How to Test a Router Firewall
Level of difficulty:
A firewall is employed in blocking malware capable of scanning the computer for security vulnerabilities in order to infiltrate the system using the weak spots. Testing a router firewall allows users to check commonly open ports on the computer. A router’s life is made up of several significant steps which include configuration, securitization, problem solution, modification of rules, and router replacement. In validating the choices of the administrator, network tests are done in each case.
- Free network testing tool
There are a number of methods for testing firewall and routers but all shares the basic idea of transmitting a packet to the side of the router. On the other side, verify the arrival of the packet when it is determined to be allowed and when it is not, verify that nothing was forwarded. When the packets are blocked, verify that nothing was forwarded and the error message ICMP is then sent back to the sender.

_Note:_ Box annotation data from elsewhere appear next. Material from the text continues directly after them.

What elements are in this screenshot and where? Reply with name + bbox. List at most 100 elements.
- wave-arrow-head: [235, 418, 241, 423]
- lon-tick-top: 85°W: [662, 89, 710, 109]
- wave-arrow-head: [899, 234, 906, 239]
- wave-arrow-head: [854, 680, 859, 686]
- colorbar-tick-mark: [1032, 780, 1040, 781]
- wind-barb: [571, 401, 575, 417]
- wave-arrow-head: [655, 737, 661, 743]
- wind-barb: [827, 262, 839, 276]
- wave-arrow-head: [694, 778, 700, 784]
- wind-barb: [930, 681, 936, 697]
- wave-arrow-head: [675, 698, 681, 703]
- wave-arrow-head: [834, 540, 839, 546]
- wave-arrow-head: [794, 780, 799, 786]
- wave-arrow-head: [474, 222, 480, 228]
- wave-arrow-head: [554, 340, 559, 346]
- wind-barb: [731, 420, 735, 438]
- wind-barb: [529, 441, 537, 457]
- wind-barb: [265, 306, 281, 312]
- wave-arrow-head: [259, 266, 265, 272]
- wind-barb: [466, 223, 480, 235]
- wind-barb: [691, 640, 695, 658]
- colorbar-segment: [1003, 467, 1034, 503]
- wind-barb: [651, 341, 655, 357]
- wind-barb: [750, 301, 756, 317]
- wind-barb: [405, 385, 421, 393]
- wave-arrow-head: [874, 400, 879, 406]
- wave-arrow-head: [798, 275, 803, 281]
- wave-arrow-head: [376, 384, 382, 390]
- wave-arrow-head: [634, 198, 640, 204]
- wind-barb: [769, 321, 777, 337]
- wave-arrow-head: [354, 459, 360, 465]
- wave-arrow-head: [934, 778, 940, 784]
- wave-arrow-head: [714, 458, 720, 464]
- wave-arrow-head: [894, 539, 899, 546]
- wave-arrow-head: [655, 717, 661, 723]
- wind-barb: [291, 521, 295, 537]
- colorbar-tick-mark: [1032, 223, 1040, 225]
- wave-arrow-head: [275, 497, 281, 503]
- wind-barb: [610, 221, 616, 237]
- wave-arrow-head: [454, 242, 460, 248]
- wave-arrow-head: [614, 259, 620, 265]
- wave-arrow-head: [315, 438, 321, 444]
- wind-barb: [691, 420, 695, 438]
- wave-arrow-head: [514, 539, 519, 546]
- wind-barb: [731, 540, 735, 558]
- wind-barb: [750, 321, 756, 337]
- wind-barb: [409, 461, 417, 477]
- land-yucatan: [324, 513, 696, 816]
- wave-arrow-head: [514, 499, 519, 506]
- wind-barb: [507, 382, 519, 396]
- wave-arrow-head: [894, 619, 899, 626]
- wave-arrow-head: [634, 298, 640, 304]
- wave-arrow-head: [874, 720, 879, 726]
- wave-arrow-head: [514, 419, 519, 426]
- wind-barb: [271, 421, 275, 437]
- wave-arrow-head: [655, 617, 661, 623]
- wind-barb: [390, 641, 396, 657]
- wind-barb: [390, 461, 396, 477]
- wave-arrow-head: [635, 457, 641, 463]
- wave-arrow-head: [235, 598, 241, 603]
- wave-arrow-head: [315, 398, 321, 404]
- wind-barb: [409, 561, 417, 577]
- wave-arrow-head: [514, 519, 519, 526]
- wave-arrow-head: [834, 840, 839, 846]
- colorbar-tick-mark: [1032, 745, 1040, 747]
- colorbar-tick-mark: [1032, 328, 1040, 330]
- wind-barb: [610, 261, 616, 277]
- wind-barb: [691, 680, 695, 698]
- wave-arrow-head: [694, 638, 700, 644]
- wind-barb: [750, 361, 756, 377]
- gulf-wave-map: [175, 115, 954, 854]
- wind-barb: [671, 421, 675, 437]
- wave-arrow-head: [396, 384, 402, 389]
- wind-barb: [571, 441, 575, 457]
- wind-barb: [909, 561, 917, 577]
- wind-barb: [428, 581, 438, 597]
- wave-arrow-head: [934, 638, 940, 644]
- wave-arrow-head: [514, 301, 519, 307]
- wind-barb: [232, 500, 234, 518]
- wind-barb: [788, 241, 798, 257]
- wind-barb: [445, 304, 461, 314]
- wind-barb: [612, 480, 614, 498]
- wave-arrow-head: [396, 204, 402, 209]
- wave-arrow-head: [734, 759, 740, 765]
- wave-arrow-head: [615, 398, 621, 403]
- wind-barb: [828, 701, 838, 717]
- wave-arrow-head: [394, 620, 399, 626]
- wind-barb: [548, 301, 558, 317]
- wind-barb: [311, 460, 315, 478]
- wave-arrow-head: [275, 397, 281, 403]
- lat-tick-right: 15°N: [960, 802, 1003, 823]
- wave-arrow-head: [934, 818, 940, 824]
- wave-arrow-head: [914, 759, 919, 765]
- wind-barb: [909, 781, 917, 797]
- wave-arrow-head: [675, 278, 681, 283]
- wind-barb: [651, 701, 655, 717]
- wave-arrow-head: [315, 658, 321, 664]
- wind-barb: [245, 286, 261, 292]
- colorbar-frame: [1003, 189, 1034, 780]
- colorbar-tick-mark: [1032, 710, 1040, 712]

Since all network administrators have their own way of setting up devices or solving problems, there is no generic method for testing router firewalls. The key points of low-level methods may be linked together so that a high-level method may be constructed. The key points include the process of sending the packet, verification of the packet’s arrival and the simulation of a testing computer. These three key points allow administrators to test the network.
Network testing tools are available on the Internet free of charge. One such tool is the lcrzoex which may be availed of at the website http://www.laurentconstantin.com/us/lcrzo/. Other network libraries or network tools such as telnet, snoop, ipsend, tcpdump, libpcap and libnet could also be employed. However, the lcrzoex has the capability of incorporating all that is required in testing the router firewall.
Sending a packet depends on the protocols supported by the network. As for IP over ICMP/UDP/TCP and Ethernet, one must first determine the type of packets to be sent. The packet type depends on a number of factors such as whether the said packet is forbidden or allowed, valid or invalid, and whether the router firewall is in its rightful place or a testing platform. Another point to consider is whether the destination and sender computers are made available or simulated. What follows is spoofing at the Ethernet level.
When packets are sent at the IP level, one must set the Ethernet address source to the network board’s MAC address and obtain the router’s Ethernet address by sending the ARP request. However, this method does not allow operations that can be done at the Ethernet level because sometimes, the IP stack takes to rejecting the sent packet.
Packets sent at the level of Ethernet are sent directly across the network without having to go through the local IP stack. The said method is more complex because the Ethernet addresses have to be set by the user. In order to get the computer’s Ethernet addresses, a network testing tool such as the lcrzoex 2 is utilized.
To verify the packet’s arrival on the network, one would have to use a sniffer. However, when the sniffer is located on a crossed LAN, connect the said sniffer to the switch’s dedicated port.
The process of validating a router’s configuration is a tedious task especially when one wants to verify the device’s security. The usage of these tests allows administrators to design an elaborate method for configuring or securing a router firewall.